Wie sicher sind verschiedene Formen der Geldanlage?
Für viele Sparer und Anleger ist Sicherheit ein wichtiger Aspekt bei der Auswahl der in Frage kommenen Spar- und Anlageformen. Der Frage, wie sicher verschiedene Anlageformen sind, gehen wir daher auf dieser Seite einmal genauer nach:
Anleihen
Durch den Kauf einer Anleihe oder Inhaberschuldverschreibung erhält der Herausgeber, der so genannte Emittent, einen Kredit. Bei Zahlungsunfähigkeit des Herausgebers, besteht das Risiko, dass der Anleger sein Geld ganz oder teilweise verliert. Bei Bankpleiten sind Anleihen nicht vom Einlagensicherungsfonds abgedeckt. In Krisenzeiten stehen deshalb Anleihen guter Schuldner hoch im Kurs, z. B. Bundeswertpapiere. Wegen der sich trübenden Konjunkturaussichten gelten jedoch viele Unternehmensanleihen als weniger sicher.
Aktien
Von den Turbulenzen an den Börsen und den damit verbundenen Verlusten sind derzeit am stärksten Aktien der Finanzbranche betroffen. Anleger, die breit gefächerte Aktienfonds haben, sollten jetzt aber nicht übereilte Verkäufe tätigen. Wer in der Finanzbranche investiert hat, sollte Maßnahmen ergreifen, die größere Verluste verhindern.
Dagegen nutzen risikofreudige Anleger den Abwärtstrend, um in das Aktiengeschäft einzusteigen. Wobei auch hier Vorsicht geboten ist.
Fonds
Investmentfonds sind Sondervermögen und somit vor einem Konkurs der Fondsgesellschaft oder einer Pleite der dahinter stehenden Bank geschützt. Jedoch kann der Preis der Fondsanteile purzeln, wenn die Kurse der Wertpapiere in dem Fondsportfolio fallen. Dies ist nicht nur bei Aktienfonds der Fall, sondern auch bei Immobilienfonds, den derzeit so beliebten Dachfonds oder Rentenfonds, da diese Papiere kaufen, hinter denen Immobilienkredite oder andere Darlehensgeschäfte stecken.
Lebens- und Rentenversicherungen
Hier ist zu unterscheiden, ob es sich um herkömmliche oder fondsgebundene Verträge handelt. Für herkömmliche Versicherungen gibt es für die Geldanlage strenge Regeln. Der Garantiezins beträgt derzeit 2,25 Prozent auf den Sparanteil, das ist der Betrag nach Abzug der Kosten. Hinzu kommen häufig Überschüsse. Diese können sinken, gerade bei länger anhaltender Finanzkrise.
Die Rendite bei Fondsgebundenen Versicherungen hängt davon ab, wie viel vom Beitrag in Fonds angelegt wird und wie diese sich entwickeln. Verluste sind hier nicht ausgeschlossen.
Bei Insolvenz einer Versicherungsgesellschaft greift deren Sicherungseinrichtung Protektor.
Riester-Rente
Alle Riester-Verträge sind durch eine gesetzliche Garantie abgesichert, die bestimmt, dass bei Rentenbeginn das eingezahlte Geld inklusive staatliche Zulagen vorhanden sein muss.

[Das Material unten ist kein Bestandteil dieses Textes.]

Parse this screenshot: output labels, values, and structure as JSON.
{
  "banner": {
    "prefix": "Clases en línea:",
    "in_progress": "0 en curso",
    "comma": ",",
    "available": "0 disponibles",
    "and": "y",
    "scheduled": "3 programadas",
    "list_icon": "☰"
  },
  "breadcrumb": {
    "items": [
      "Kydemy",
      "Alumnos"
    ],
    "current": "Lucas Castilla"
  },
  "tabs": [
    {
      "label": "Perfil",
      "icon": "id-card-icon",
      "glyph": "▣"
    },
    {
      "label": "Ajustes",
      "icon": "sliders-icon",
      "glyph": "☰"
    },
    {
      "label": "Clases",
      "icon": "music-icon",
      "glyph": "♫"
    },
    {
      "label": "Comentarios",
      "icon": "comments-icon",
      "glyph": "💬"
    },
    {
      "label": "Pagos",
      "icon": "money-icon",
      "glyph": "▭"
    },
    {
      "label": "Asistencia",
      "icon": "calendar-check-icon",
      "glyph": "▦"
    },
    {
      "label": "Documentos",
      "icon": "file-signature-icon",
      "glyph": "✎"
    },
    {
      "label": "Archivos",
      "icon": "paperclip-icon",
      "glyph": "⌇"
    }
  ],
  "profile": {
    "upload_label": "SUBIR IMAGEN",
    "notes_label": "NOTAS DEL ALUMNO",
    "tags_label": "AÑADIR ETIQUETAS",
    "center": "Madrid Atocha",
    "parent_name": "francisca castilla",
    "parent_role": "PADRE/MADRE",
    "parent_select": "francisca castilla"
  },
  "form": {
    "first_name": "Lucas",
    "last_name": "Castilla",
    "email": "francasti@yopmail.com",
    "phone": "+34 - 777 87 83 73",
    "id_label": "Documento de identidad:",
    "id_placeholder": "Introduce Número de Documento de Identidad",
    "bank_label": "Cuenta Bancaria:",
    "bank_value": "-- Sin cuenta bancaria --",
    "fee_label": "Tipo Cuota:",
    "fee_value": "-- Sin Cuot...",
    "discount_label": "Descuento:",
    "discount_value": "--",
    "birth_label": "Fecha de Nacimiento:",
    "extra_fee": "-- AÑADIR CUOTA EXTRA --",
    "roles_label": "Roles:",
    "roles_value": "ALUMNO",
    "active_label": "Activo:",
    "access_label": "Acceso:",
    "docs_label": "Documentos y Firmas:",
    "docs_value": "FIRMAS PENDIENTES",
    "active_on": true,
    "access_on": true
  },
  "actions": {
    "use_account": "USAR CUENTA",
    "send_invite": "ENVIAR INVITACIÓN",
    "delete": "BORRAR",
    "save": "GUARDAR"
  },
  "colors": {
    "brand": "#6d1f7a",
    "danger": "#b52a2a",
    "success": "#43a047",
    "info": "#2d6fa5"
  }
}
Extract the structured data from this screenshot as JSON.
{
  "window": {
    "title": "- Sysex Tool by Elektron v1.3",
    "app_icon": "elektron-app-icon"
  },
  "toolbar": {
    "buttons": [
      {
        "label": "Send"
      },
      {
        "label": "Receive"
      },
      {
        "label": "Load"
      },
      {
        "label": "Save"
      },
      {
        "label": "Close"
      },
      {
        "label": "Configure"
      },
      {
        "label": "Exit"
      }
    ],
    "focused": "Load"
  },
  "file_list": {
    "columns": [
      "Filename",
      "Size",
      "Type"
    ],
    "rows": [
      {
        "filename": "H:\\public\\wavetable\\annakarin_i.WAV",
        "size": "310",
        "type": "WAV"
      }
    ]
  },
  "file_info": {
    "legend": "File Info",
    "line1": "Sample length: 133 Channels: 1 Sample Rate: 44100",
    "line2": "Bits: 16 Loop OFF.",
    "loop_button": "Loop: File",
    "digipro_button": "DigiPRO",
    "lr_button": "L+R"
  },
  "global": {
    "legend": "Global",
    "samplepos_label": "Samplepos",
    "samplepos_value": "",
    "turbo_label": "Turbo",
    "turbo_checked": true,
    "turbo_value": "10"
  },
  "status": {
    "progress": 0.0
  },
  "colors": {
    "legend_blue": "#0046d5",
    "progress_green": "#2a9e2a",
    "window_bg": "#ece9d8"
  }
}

Gleiches gilt auch für Riester-Fonds. Diese können während der Laufzeit ins Minus abgleiten, allerdings brauchen die Anleger bei der Riester-Rente Verluste zu Rentenbeginn nicht befürchten.
Tagesgeld, Festgeld, Sparbuch
Die Kundeneinlagen auf dem Sparbuch, beim Tagesgeld oder Festgeld deutscher Banken sind durch verschiedene Einlagensicherungssysteme gesichert. Zusätzlich hat die Bundesregierung eine Staatsgarantie für diese Einlagen abgegeben. Im Falle von Tages- oder Festgeldeinlagen bei ausländischen Banken sollte sich über deren Sicherungsgrenzen genauestens informiert werden.
Zertifikate
Zertifikate werden durch den Einlagensicherungsfonds nicht abgesichert, da es sich um Anleihen handelt. Deshalb sollten Anleger, die Zertifikate kaufen, genauso wie Anleihekäufer, ihr Geld gut verteilen und nicht nur Papiere eines einzigen Herausgebers kaufen. Es sollte auch darauf geachtet werden, dass nicht das gesamte Geld in Zertifikate gesteckt wird. Denn je nach Funktionsweise der Papiere können Zertifikate noch mit weiteren Risiken behaftet sein, etwa mit einem Kursrisiko von Aktien.